J5NEWSROOM.COM, Polisi Kota New York menangkap para pengunjuk rasa di Columbia University pekan lalu (30/4). Namun, mereka berusaha terlebih dahulu mengusir para jurnalis mahasiswa di kampus itu.
Saat polisi datang dan menyingkirkan para demonstran yang menduduki gedung Hamilton Hall, para jurnalis mahasiswa menyampaikan kepada VOA bahwa hanya sedikit dari mereka yang tersisa untuk bisa meliput peristiwa itu.
“NYPD (Departemen Kepolisian Kota New York) sangat membatasi akses awak media, termasuk jurnalis mahasiswa yang berada di dalam kampus. Beberapa anggota pers mahasiswa yang berada di luar Hamilton Hall dikeluarkan dari kampus,” kata Meghnad Bose, mahasiswa di Sekolah Pascasarjana Jurnalisme Columbia University, melalui wawancara Zoom.
“Ini sangat meresahkan, karena mereka tidak bisa berada di sana untuk mendokumentasikan atau menjadi saksi atas tindakan yang akan dilakukan polisi di situasi rawan.”
Bose dan jurnalis mahasiswa lainnya di Columbia University mengatakan, kebebasan pers telah dirampas. Meski demikian, liputan mereka justru menginspirasi jurnalis mahasiswa lainnya.
“Terutama seperti saat mendengarkan siaran radio Columbia,” ujar Franziska Wild, redaktur eksekutif majalah berita The Georgetown Voice di Georgetown University, Washington, D.C.
“Saya pikir siaran itu menjadi pelajaran yang baik bagi kami, jurnalis mahasiswa, untuk memahami bahwa narasi resmi itu ada, tapi liputan kami dapat mempertanyakannya.”
Sementara di Pesisir Barat AS, polisi antihuru-hara pada Kamis (5/2) membongkar perkemahan demonstran pro-Palestina di University of California, Los Angeles (UCLA).
Jurnalis mahasiswa berada di garis depan ketika polisi bergerak untuk merobohkan perkemahan dan menangkap pengunjuk rasa.
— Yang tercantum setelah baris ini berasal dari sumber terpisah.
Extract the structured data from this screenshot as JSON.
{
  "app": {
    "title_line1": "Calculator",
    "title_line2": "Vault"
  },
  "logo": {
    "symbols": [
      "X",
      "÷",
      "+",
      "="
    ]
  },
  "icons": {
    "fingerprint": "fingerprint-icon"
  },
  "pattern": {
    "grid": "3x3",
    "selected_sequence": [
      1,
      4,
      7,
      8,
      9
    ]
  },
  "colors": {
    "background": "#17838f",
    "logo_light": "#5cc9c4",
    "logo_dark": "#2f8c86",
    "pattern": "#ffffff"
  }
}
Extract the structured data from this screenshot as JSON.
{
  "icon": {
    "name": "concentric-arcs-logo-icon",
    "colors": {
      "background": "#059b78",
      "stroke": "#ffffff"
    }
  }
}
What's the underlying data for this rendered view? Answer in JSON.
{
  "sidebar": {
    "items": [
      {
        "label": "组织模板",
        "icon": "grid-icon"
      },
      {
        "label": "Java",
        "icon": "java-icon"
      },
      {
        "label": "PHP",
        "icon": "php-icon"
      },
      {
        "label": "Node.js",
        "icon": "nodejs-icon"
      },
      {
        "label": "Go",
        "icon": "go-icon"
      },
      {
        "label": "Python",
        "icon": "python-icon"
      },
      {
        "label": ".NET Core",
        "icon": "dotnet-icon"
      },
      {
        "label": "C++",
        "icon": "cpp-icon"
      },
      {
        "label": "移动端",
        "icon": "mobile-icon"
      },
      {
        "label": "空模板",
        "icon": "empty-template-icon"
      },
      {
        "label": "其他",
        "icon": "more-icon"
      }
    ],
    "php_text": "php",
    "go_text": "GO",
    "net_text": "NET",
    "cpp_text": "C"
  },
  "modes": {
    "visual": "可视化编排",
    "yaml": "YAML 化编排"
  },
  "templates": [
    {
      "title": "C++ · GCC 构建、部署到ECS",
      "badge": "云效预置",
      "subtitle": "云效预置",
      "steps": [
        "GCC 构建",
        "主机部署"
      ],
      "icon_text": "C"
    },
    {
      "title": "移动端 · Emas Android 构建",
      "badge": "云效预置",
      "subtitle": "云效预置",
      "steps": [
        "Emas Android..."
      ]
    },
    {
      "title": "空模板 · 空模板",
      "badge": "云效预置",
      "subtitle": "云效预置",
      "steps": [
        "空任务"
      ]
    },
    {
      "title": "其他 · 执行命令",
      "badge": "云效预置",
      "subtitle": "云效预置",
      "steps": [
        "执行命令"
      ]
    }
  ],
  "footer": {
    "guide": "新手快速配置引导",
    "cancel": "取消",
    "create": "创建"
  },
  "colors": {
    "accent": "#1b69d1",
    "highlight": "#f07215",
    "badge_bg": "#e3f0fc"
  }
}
Surat kabar mereka melaporkan setidaknya empat wartawan mereka diserang pihak tak dikenal.
“Saya pikir, apa yang mereka lakukan menunjukkan betapa pentingnya jurnalis mahasiswa di institusi pendidikan. Mereka melaporkan berita terbaru secara rutin kepada para dosen dan mahasiswa, tentang apa yang terjadi di kampus mereka, terutama pada situasi saat ini,” terang George Dutton, dosen bahasa di UCLA.
Para jurnalis mahasiswa mengatakan, keselamatan menjadi prioritas utama mereka. Beberapa di antaranya melakukan peliputan secara berpasangan. Yang lainnya mengenakan tanda pengenal pers berukuran besar.
Liputan mereka banyak mendapat pujian.
Dewan Pulitzer Prize, yang memberikan penghargaan atas pencapaian-pencapaian luar biasa dalam bidang jurnalistik di AS, mengapresiasi para jurnalis mahasiswa di negara itu karena tanpa lelah meliput aksi demonstrasi, meski menghadapi risiko pribadi.
Para pengamat hukum juga memantau berbagai peristiwa di lapangan. Mereka mencatat bahwa jurnalis mahasiswa disemprot merica, ditembak dengan peluru karet dan diberi sanksi oleh universitas karena mereka meliput.
“Ketika jurnalis mahasiswa disamakan dengan pengunjuk rasa yang ingin mereka liput, ini merugikan semua orang,” kata Jonathan Falk, staf kuasa hukum di Student Press Law Center di Washington, melalui wawancara Zoom.
Di George Washington University, selama berbulan-bulan, jurnalis mahasiswa meliput berbagai peristiwa menjelang pecahnya konflik kampus yang kian memanas. Aksi mendirikan perkemahan itu merupakan upaya bersama delapan kampus di wilayah Washington.
Banyak jurnalis yang sudah berada di universitas itu sejak tenda pertama didirikan pada pertengahan April lalu.
“Mereka mengatakan kepada kami, ‘Hei, ada sesuatu yang sedang terjadi. Kalian harus siaga.’ Untuk itu, para anggota tim media berkumpul dan menyusun rencana peliputan,” jelas Eddy Binford-Ross, redaktur media The Georgetown Voice.
Terlepas dari itu semua, sejumlah jurnalis mahasiswa mengatakan kepada VOA bahwa mereka sekadar melanjutkan apa yang telah mereka lakukan selama ini, sebelum kampus mereka menjadi pemberitaan internasional dan karya mereka mendapat pengakuan, yaitu untuk meliput berita kampus.